Our species has a unique ability to block out any details that threaten our preferred stance. A potent antidote to this trait is for differing views to reach us simultaneously or in surprising proximity. A panel discussion works this way, as does cross-examination.

Art is even swifter at showing multiple facets at a glance. We saw art end a fierce dispute when talk had failed.       

For years, our nation was in turmoil with strongly mixed feelings about the Vietnam War and those who fought it. Then came the Vietnam Veterans Memorial Wall. In a single stroke, the sculpture ended the quandary. A piece of art laid to rest a profound national problem. 

The magic is in each name that is carved on the vast and reflective black stone. The elements depict the human heroism and human tragedy of war.
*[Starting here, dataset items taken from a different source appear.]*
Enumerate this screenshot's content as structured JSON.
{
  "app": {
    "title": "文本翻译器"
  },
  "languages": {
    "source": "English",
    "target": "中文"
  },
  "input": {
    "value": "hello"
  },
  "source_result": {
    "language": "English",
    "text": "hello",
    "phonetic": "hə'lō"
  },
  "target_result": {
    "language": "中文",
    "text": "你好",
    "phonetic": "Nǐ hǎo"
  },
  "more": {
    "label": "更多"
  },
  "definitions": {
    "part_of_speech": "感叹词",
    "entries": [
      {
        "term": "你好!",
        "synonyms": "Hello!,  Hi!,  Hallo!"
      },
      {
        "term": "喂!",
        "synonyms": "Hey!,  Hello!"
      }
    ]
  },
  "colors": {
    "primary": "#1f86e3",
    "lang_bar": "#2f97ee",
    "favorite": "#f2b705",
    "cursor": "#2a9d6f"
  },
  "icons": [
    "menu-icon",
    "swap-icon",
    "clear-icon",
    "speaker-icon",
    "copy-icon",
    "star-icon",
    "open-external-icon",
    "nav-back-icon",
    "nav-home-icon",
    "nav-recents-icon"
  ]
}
The genius is in setting the heroism and the tragedy with precisely equal force, each neither a minim more nor less than the other. The two are inextricably bound together in the names of the dead, the beauty of the stone and those piercing black reflections.

When we take in a speech or an analysis, the heroism and the tragedy are torn asunder. Our minds can chop and process the flow of words and ideas as we choose. Each of us can reject the heroism and amplify the tragedy, or vice versa as suits our nature.

Not so the shining dark monument. The two feelings come at us as one. There is no instant when we can sever the two and choose which to accept and which to reject.

As a result, most hearts and minds retain both feelings. The painful struggle over how to judge those who went to war exists no more.                 

A similar national quandary is the dropping of atomic bombs at the end of World War II. The Bradbury Science Museum at the Los Alamos National Laboratory has a Forum Wall, on which opposing groups display photographs and opposing views on those events. 

In front of the Forum Wall stands an open ledger of unlined pages, inviting people’s comments. In her master’s thesis in 1998, my wife analyzed the comments, with their great mix of strong feelings about the A-bombs, many pros, many cons, in many styles.

One comment sticks in my mind. In five words, it wrestles with the same dichotomy as the Vietnam Memorial: the coexisting heroism and tragedy that is war. Extreme brevity gives the comment the effect of art in conveying the twin truths in a flash.

Faced with the opposing views on The War’s close, the visitor, signed JD from NH, wrote: “It was neat and sad.”            

Hear the ring of truth about human nature.